Oversimplified, TABOR bars tax increases without voter approval and requires that, unless voters approve, any revenue in excess of the percentage gain in population plus the rate of inflation be refunded to state taxpayers. “It is the most restrictive tax and spending limitation in the country,” according to the Bell Policy Center.
Rankin said it needs to be modified at least to exclude sources of revenue and costs that weren’t foreseen when it was passed.
“Some strong Republicans say they would do away with it,” he said, and changes are being discussed in Denver.
The next key moment for the budget is March 18, when legislators get a new revenue forecast that will be used to set spending for the next fiscal year.
On one other issue, money for driver’s licenses for immigrants lacking documentation to show they are in the country legally, Rankin has been at the center of a political brush fire. He and the two other Republicans on the budget committee refused to release money to allow the Division of Motor Vehicles to make the popular licenses available at more DMV stations. That move led the Department of Revenue, which was blocked from making temporary employees permanent, to reduce offices where the licenses could be obtained from five to one and to begin rescheduling 8,000 appointments.

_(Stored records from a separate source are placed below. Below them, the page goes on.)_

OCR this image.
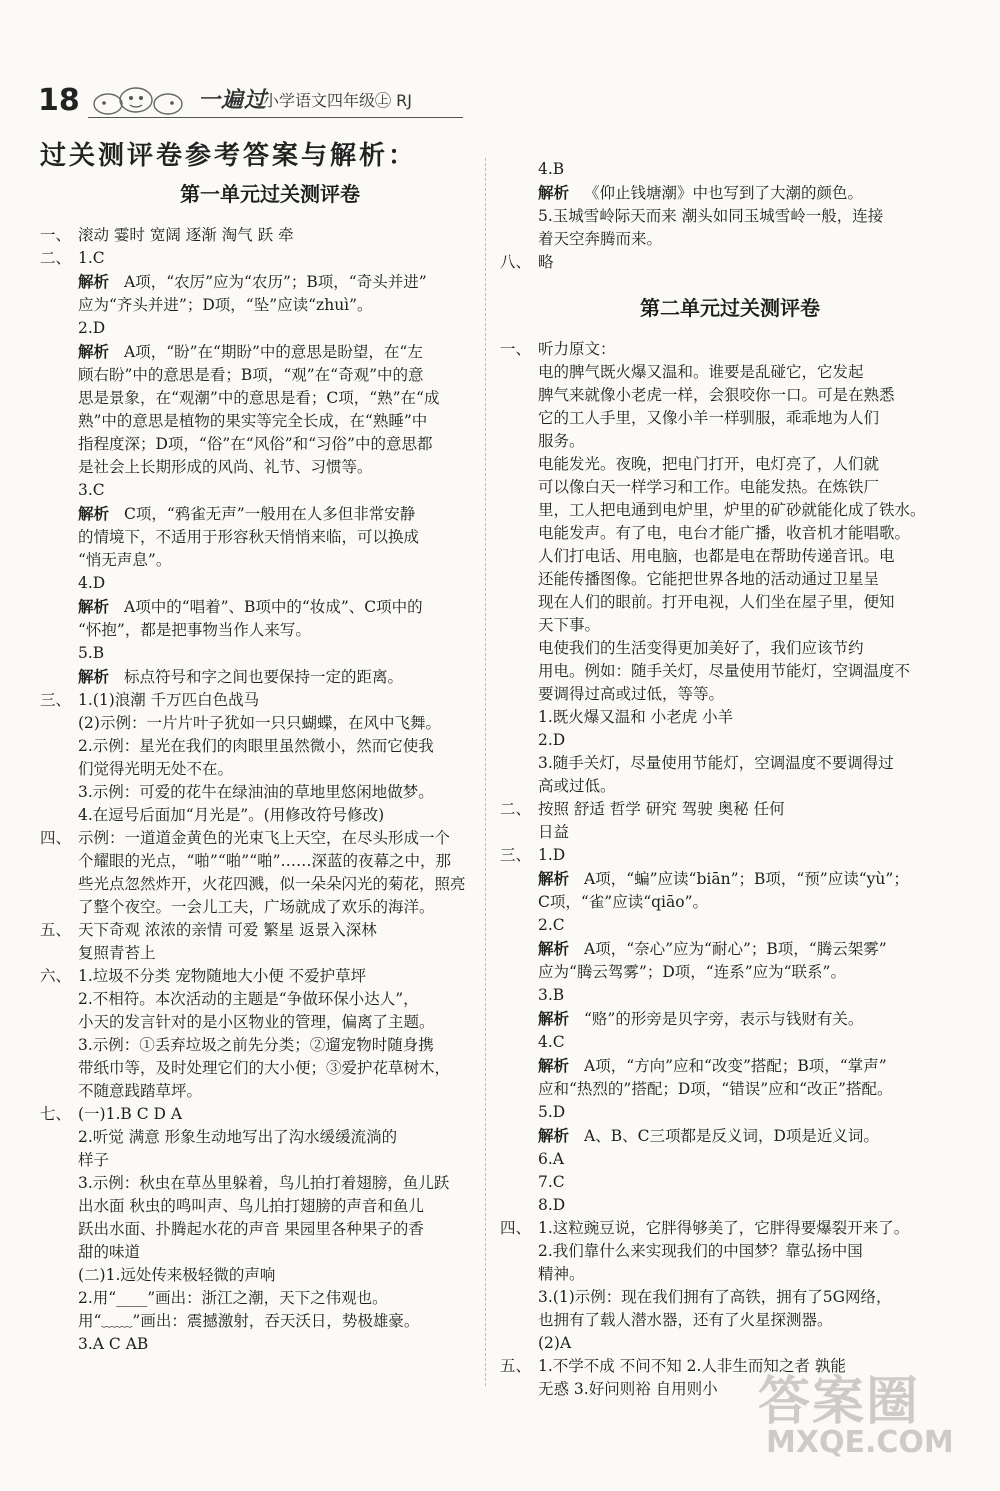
18	一遍过
小学语文四年级㊤ RJ
过关测评卷参考答案与解析：
第一单元过关测评卷
一、 滚动 霎时 宽阔 逐渐 淘气 跃 牵
二、 1.C
解析 A项，“农厉”应为“农历”；B项，“奇头并进”
应为“齐头并进”；D项，“坠”应读“zhuì”。
2.D
解析 A项，“盼”在“期盼”中的意思是盼望，在“左
顾右盼”中的意思是看；B项，“观”在“奇观”中的意
思是景象，在“观潮”中的意思是看；C项，“熟”在“成
熟”中的意思是植物的果实等完全长成，在“熟睡”中
指程度深；D项，“俗”在“风俗”和“习俗”中的意思都
是社会上长期形成的风尚、礼节、习惯等。
3.C
解析 C项，“鸦雀无声”一般用在人多但非常安静
的情境下，不适用于形容秋天悄悄来临，可以换成
“悄无声息”。
4.D
解析 A项中的“唱着”、B项中的“妆成”、C项中的
“怀抱”，都是把事物当作人来写。
5.B
解析 标点符号和字之间也要保持一定的距离。
三、 1.(1)浪潮 千万匹白色战马
(2)示例：一片片叶子犹如一只只蝴蝶，在风中飞舞。
2.示例：星光在我们的肉眼里虽然微小，然而它使我
们觉得光明无处不在。
3.示例：可爱的花牛在绿油油的草地里悠闲地做梦。
4.在逗号后面加“月光是”。(用修改符号修改)
四、 示例：一道道金黄色的光束飞上天空，在尽头形成一个
个耀眼的光点，“啪”“啪”“啪”……深蓝的夜幕之中，那
些光点忽然炸开，火花四溅，似一朵朵闪光的菊花，照亮
了整个夜空。一会儿工夫，广场就成了欢乐的海洋。
五、 天下奇观 浓浓的亲情 可爱 繁星 返景入深林
复照青苔上
六、 1.垃圾不分类 宠物随地大小便 不爱护草坪
2.不相符。本次活动的主题是“争做环保小达人”，
小天的发言针对的是小区物业的管理，偏离了主题。
3.示例：①丢弃垃圾之前先分类；②遛宠物时随身携
带纸巾等，及时处理它们的大小便；③爱护花草树木，
不随意践踏草坪。
七、 (一)1.B C D A
2.听觉 满意 形象生动地写出了沟水缓缓流淌的
样子
3.示例：秋虫在草丛里躲着，鸟儿拍打着翅膀，鱼儿跃
出水面 秋虫的鸣叫声、鸟儿拍打翅膀的声音和鱼儿
跃出水面、扑腾起水花的声音 果园里各种果子的香
甜的味道
(二)1.远处传来极轻微的声响
2.用“____”画出：浙江之潮，天下之伟观也。
用“﹏﹏”画出：震撼激射，吞天沃日，势极雄豪。
3.A C AB
4.B
解析 《仰止钱塘潮》中也写到了大潮的颜色。
5.玉城雪岭际天而来 潮头如同玉城雪岭一般，连接
着天空奔腾而来。
八、 略
第二单元过关测评卷
一、 听力原文：
电的脾气既火爆又温和。谁要是乱碰它，它发起
脾气来就像小老虎一样，会狠咬你一口。可是在熟悉
它的工人手里，又像小羊一样驯服，乖乖地为人们
服务。
电能发光。夜晚，把电门打开，电灯亮了，人们就
可以像白天一样学习和工作。电能发热。在炼铁厂
里，工人把电通到电炉里，炉里的矿砂就能化成了铁水。
电能发声。有了电，电台才能广播，收音机才能唱歌。
人们打电话、用电脑，也都是电在帮助传递音讯。电
还能传播图像。它能把世界各地的活动通过卫星呈
现在人们的眼前。打开电视，人们坐在屋子里，便知
天下事。
电使我们的生活变得更加美好了，我们应该节约
用电。例如：随手关灯，尽量使用节能灯，空调温度不
要调得过高或过低，等等。
1.既火爆又温和 小老虎 小羊
2.D
3.随手关灯，尽量使用节能灯，空调温度不要调得过
高或过低。
二、 按照 舒适 哲学 研究 驾驶 奥秘 任何
日益
三、 1.D
解析 A项，“蝙”应读“biān”；B项，“预”应读“yù”；
C项，“雀”应读“qiāo”。
2.C
解析 A项，“奈心”应为“耐心”；B项，“腾云架雾”
应为“腾云驾雾”；D项，“连系”应为“联系”。
3.B
解析 “赂”的形旁是贝字旁，表示与钱财有关。
4.C
解析 A项，“方向”应和“改变”搭配；B项，“掌声”
应和“热烈的”搭配；D项，“错误”应和“改正”搭配。
5.D
解析 A、B、C三项都是反义词，D项是近义词。
6.A
7.C
8.D
四、 1.这粒豌豆说，它胖得够美了，它胖得要爆裂开来了。
2.我们靠什么来实现我们的中国梦？靠弘扬中国
精神。
3.(1)示例：现在我们拥有了高铁，拥有了5G网络，
也拥有了载人潜水器，还有了火星探测器。
(2)A
五、 1.不学不成 不问不知 2.人非生而知之者 孰能
无惑 3.好问则裕 自用则小 答案圈
MXQE.COM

With Republicans controlling the state Senate by one seat and Democrats controlling the House by three seats, lawmakers are deadlocked on a resolution to the issue.
Unlike some of his GOP colleagues, Rankin has not said he is flatly opposed to the program, but says the DMV has bigger problems and he wanted to see what happens with the program before authorizing growth. He said “all sorts of discussions” are going on behind the scenes on the deadlock and he expects a development later this week.